BOOM! Dohoon's head has exploded while solving the tree decomposition practice problem given as an assignment while attending the Summer School on Combinatorics and Algorithms at KAIST. Dohoon's brain, now unable to focus on the problem, is idling away time performing 'decomposition' on a 'tree' instead of doing tree decomposition on general graphs.
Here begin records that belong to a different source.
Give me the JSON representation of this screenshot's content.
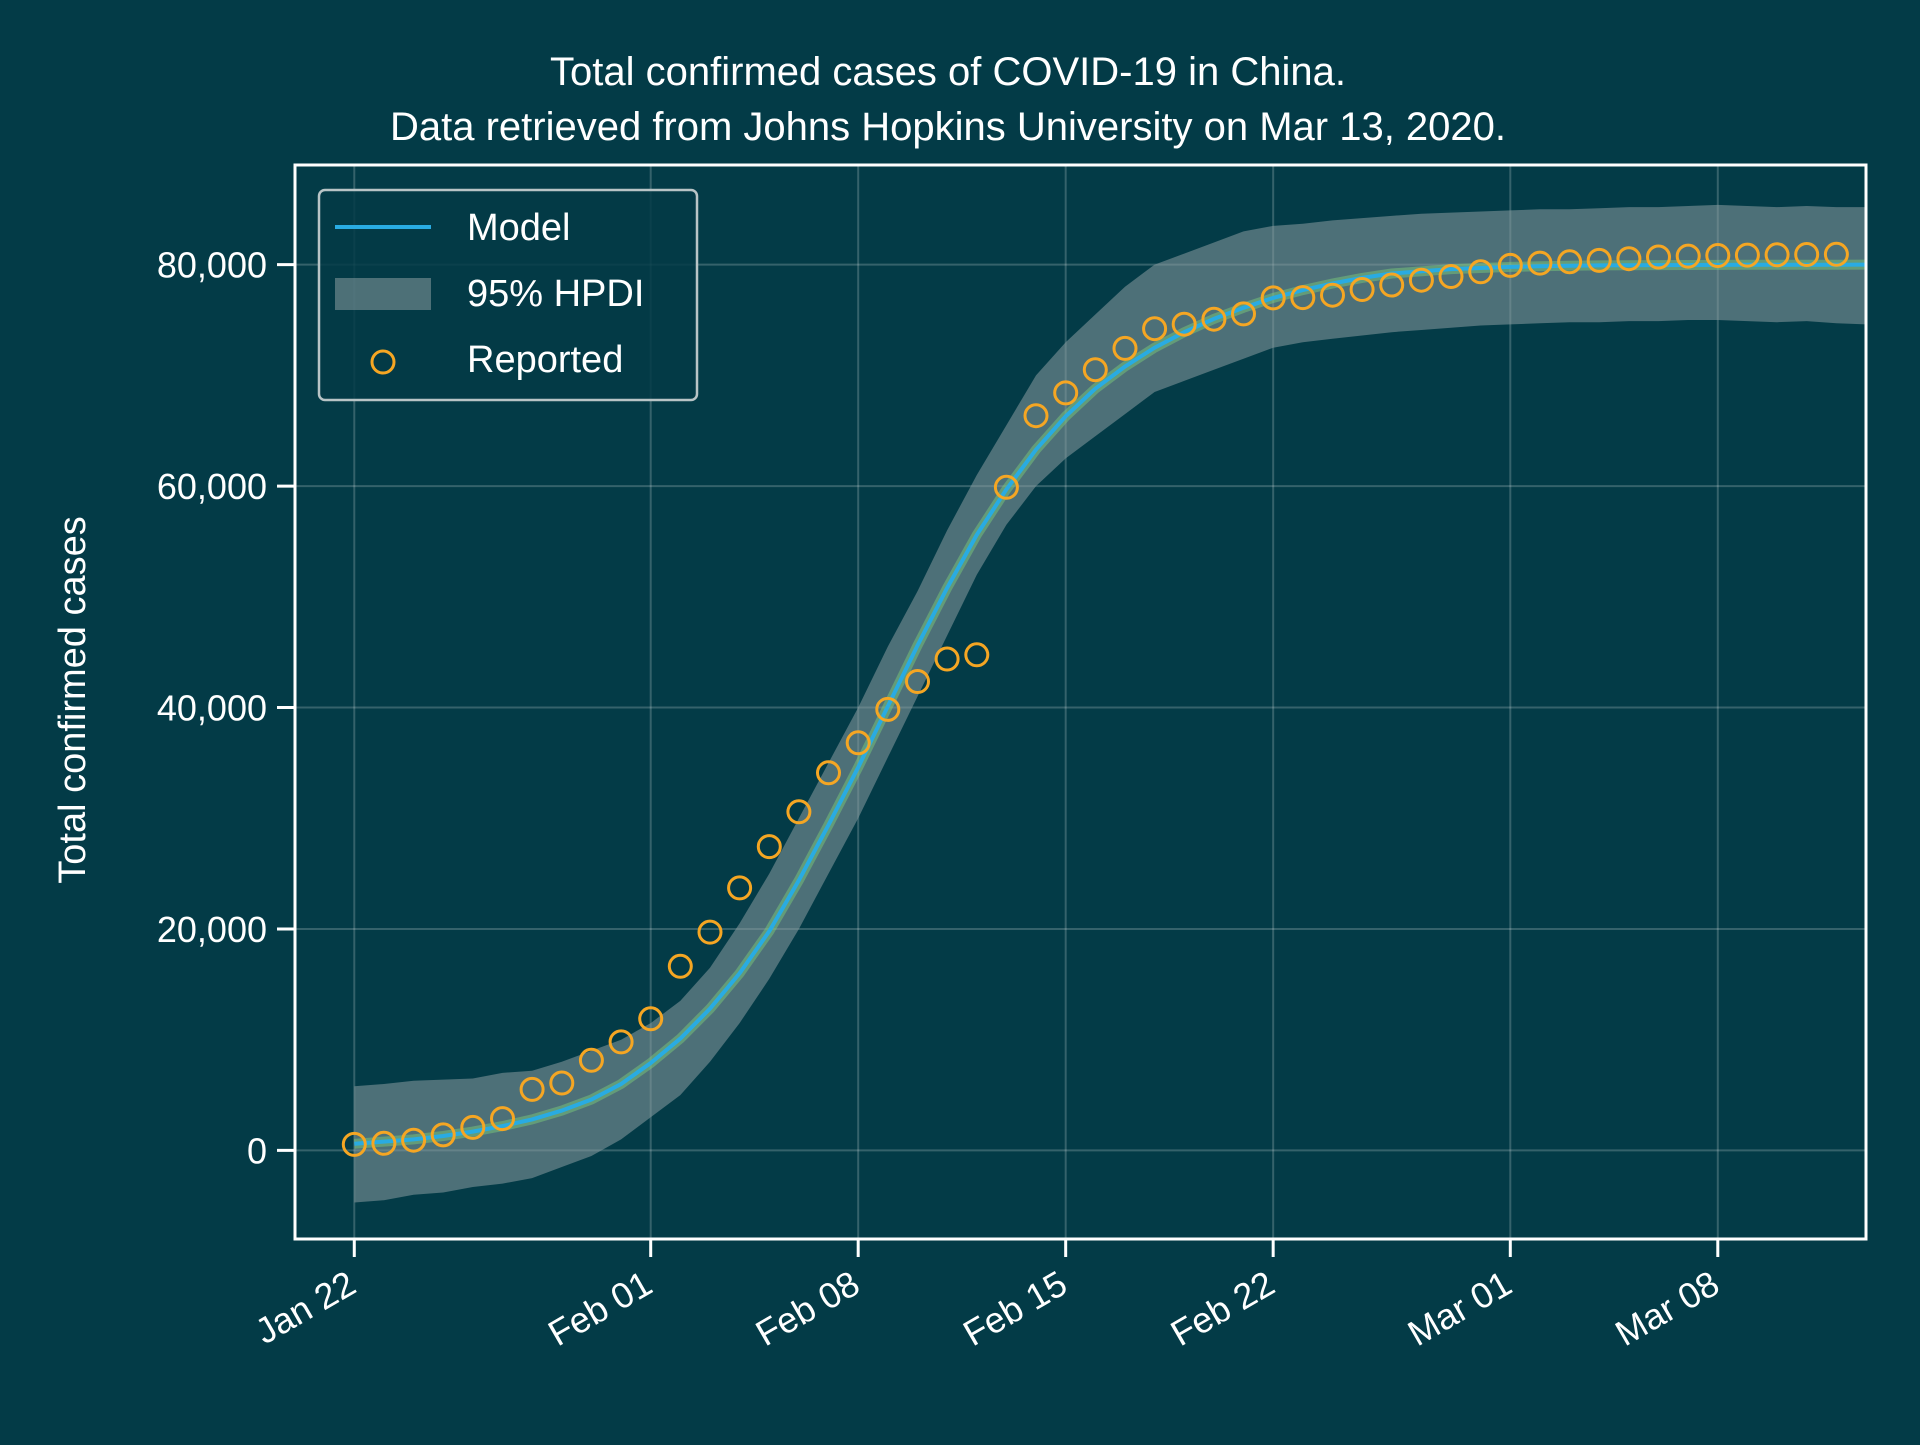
{
  "colors": {
    "background": "#033b47",
    "axes": "#ffffff",
    "grid": "#ffffff",
    "model": "#29abe2",
    "band": "#8a9da0",
    "band_center": "#7ed37a",
    "reported": "#f5a623"
  },
  "chart_data": {
    "type": "line",
    "title": "Total confirmed cases of COVID-19 in China.",
    "subtitle": "Data retrieved from Johns Hopkins University on Mar 13, 2020.",
    "xlabel": "",
    "ylabel": "Total confirmed cases",
    "x_type": "date",
    "x_range": [
      "2020-01-20",
      "2020-03-13"
    ],
    "xlim": [
      "2020-01-20",
      "2020-03-13"
    ],
    "ylim": [
      -8000,
      89000
    ],
    "grid": true,
    "legend_position": "upper-left",
    "x_ticks": [
      {
        "date": "2020-01-22",
        "label": "Jan 22"
      },
      {
        "date": "2020-02-01",
        "label": "Feb 01"
      },
      {
        "date": "2020-02-08",
        "label": "Feb 08"
      },
      {
        "date": "2020-02-15",
        "label": "Feb 15"
      },
      {
        "date": "2020-02-22",
        "label": "Feb 22"
      },
      {
        "date": "2020-03-01",
        "label": "Mar 01"
      },
      {
        "date": "2020-03-08",
        "label": "Mar 08"
      }
    ],
    "y_ticks": [
      {
        "value": 0,
        "label": "0"
      },
      {
        "value": 20000,
        "label": "20,000"
      },
      {
        "value": 40000,
        "label": "40,000"
      },
      {
        "value": 60000,
        "label": "60,000"
      },
      {
        "value": 80000,
        "label": "80,000"
      }
    ],
    "legend": [
      {
        "label": "Model",
        "kind": "line"
      },
      {
        "label": "95% HPDI",
        "kind": "band"
      },
      {
        "label": "Reported",
        "kind": "marker"
      }
    ],
    "series": [
      {
        "name": "Model",
        "kind": "line",
        "x": [
          "2020-01-22",
          "2020-01-23",
          "2020-01-24",
          "2020-01-25",
          "2020-01-26",
          "2020-01-27",
          "2020-01-28",
          "2020-01-29",
          "2020-01-30",
          "2020-01-31",
          "2020-02-01",
          "2020-02-02",
          "2020-02-03",
          "2020-02-04",
          "2020-02-05",
          "2020-02-06",
          "2020-02-07",
          "2020-02-08",
          "2020-02-09",
          "2020-02-10",
          "2020-02-11",
          "2020-02-12",
          "2020-02-13",
          "2020-02-14",
          "2020-02-15",
          "2020-02-16",
          "2020-02-17",
          "2020-02-18",
          "2020-02-19",
          "2020-02-20",
          "2020-02-21",
          "2020-02-22",
          "2020-02-23",
          "2020-02-24",
          "2020-02-25",
          "2020-02-26",
          "2020-02-27",
          "2020-02-28",
          "2020-02-29",
          "2020-03-01",
          "2020-03-02",
          "2020-03-03",
          "2020-03-04",
          "2020-03-05",
          "2020-03-06",
          "2020-03-07",
          "2020-03-08",
          "2020-03-09",
          "2020-03-10",
          "2020-03-11",
          "2020-03-12",
          "2020-03-13"
        ],
        "y": [
          600,
          800,
          1000,
          1300,
          1700,
          2200,
          2800,
          3600,
          4600,
          6000,
          7900,
          10100,
          12800,
          16000,
          19800,
          24400,
          29400,
          34600,
          40100,
          45600,
          50800,
          55600,
          59700,
          63300,
          66300,
          68800,
          70800,
          72500,
          73900,
          75100,
          76100,
          77000,
          77700,
          78300,
          78800,
          79200,
          79400,
          79600,
          79700,
          79800,
          79850,
          79900,
          79930,
          79950,
          79960,
          79970,
          79980,
          79985,
          79990,
          79990,
          79995,
          80000
        ]
      },
      {
        "name": "95% HPDI",
        "kind": "band",
        "x": [
          "2020-01-22",
          "2020-01-23",
          "2020-01-24",
          "2020-01-25",
          "2020-01-26",
          "2020-01-27",
          "2020-01-28",
          "2020-01-29",
          "2020-01-30",
          "2020-01-31",
          "2020-02-01",
          "2020-02-02",
          "2020-02-03",
          "2020-02-04",
          "2020-02-05",
          "2020-02-06",
          "2020-02-07",
          "2020-02-08",
          "2020-02-09",
          "2020-02-10",
          "2020-02-11",
          "2020-02-12",
          "2020-02-13",
          "2020-02-14",
          "2020-02-15",
          "2020-02-16",
          "2020-02-17",
          "2020-02-18",
          "2020-02-19",
          "2020-02-20",
          "2020-02-21",
          "2020-02-22",
          "2020-02-23",
          "2020-02-24",
          "2020-02-25",
          "2020-02-26",
          "2020-02-27",
          "2020-02-28",
          "2020-02-29",
          "2020-03-01",
          "2020-03-02",
          "2020-03-03",
          "2020-03-04",
          "2020-03-05",
          "2020-03-06",
          "2020-03-07",
          "2020-03-08",
          "2020-03-09",
          "2020-03-10",
          "2020-03-11",
          "2020-03-12",
          "2020-03-13"
        ],
        "lower": [
          -4700,
          -4500,
          -4000,
          -3800,
          -3300,
          -3000,
          -2500,
          -1500,
          -500,
          1000,
          3000,
          5000,
          8000,
          11500,
          15500,
          20000,
          25000,
          30000,
          35500,
          41000,
          46500,
          52000,
          56500,
          60000,
          62500,
          64500,
          66500,
          68500,
          69500,
          70500,
          71500,
          72500,
          73000,
          73300,
          73600,
          73900,
          74100,
          74300,
          74500,
          74600,
          74700,
          74800,
          74800,
          74900,
          74900,
          75000,
          75000,
          74900,
          74800,
          74900,
          74700,
          74600
        ],
        "upper": [
          5800,
          6000,
          6300,
          6400,
          6500,
          7000,
          7200,
          8000,
          9000,
          10000,
          11500,
          13500,
          16500,
          20500,
          25000,
          30000,
          35000,
          40000,
          45500,
          50500,
          56000,
          61000,
          65500,
          70000,
          73000,
          75500,
          78000,
          80000,
          81000,
          82000,
          83000,
          83500,
          83700,
          84000,
          84200,
          84400,
          84600,
          84700,
          84800,
          84900,
          85000,
          85000,
          85100,
          85200,
          85200,
          85300,
          85400,
          85300,
          85200,
          85300,
          85200,
          85200
        ]
      },
      {
        "name": "Reported",
        "kind": "scatter",
        "x": [
          "2020-01-22",
          "2020-01-23",
          "2020-01-24",
          "2020-01-25",
          "2020-01-26",
          "2020-01-27",
          "2020-01-28",
          "2020-01-29",
          "2020-01-30",
          "2020-01-31",
          "2020-02-01",
          "2020-02-02",
          "2020-02-03",
          "2020-02-04",
          "2020-02-05",
          "2020-02-06",
          "2020-02-07",
          "2020-02-08",
          "2020-02-09",
          "2020-02-10",
          "2020-02-11",
          "2020-02-12",
          "2020-02-13",
          "2020-02-14",
          "2020-02-15",
          "2020-02-16",
          "2020-02-17",
          "2020-02-18",
          "2020-02-19",
          "2020-02-20",
          "2020-02-21",
          "2020-02-22",
          "2020-02-23",
          "2020-02-24",
          "2020-02-25",
          "2020-02-26",
          "2020-02-27",
          "2020-02-28",
          "2020-02-29",
          "2020-03-01",
          "2020-03-02",
          "2020-03-03",
          "2020-03-04",
          "2020-03-05",
          "2020-03-06",
          "2020-03-07",
          "2020-03-08",
          "2020-03-09",
          "2020-03-10",
          "2020-03-11",
          "2020-03-12"
        ],
        "y": [
          548,
          643,
          920,
          1406,
          2075,
          2877,
          5509,
          6087,
          8141,
          9802,
          11891,
          16630,
          19716,
          23707,
          27440,
          30587,
          34110,
          36814,
          39829,
          42354,
          44386,
          44759,
          59895,
          66358,
          68413,
          70513,
          72434,
          74211,
          74619,
          75077,
          75550,
          77001,
          77022,
          77241,
          77754,
          78166,
          78600,
          78928,
          79356,
          79932,
          80136,
          80261,
          80386,
          80537,
          80690,
          80770,
          80823,
          80860,
          80887,
          80921,
          80932
        ]
      }
    ]
  }
}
Specifically, Dohoon is given a tree with $$$N$$$ vertices. He plans to decompose the tree into a collection of connected components as follows:

1. Dohoon will select zero or more edges from the tree and remove them from the tree. Let $$$S$$$ be the set of removed edges in this procedure.
2. After the edges in $$$S$$$ are removed, each connected component in the resulting graph must have either $$$A$$$ or $$$B$$$ vertices.

Help Dohoon find the number of different ways to decompose the tree as given above. To be specific, determine the number of possible sets of edges $$$S$$$ that satisfy the given conditions.

Note that a tree is a connected, acyclic, undirected graph, where each undirected edge is an unordered pair of vertices.

• $$$1 \le N \le 100\,000$$$
• $$$1 \le A \lt B \le 500$$$
• $$$1 \le x_i \lt y_i \le N$$$ ($$$1 \le i \le N-1$$$)
• It is guaranteed that the given edges form a tree.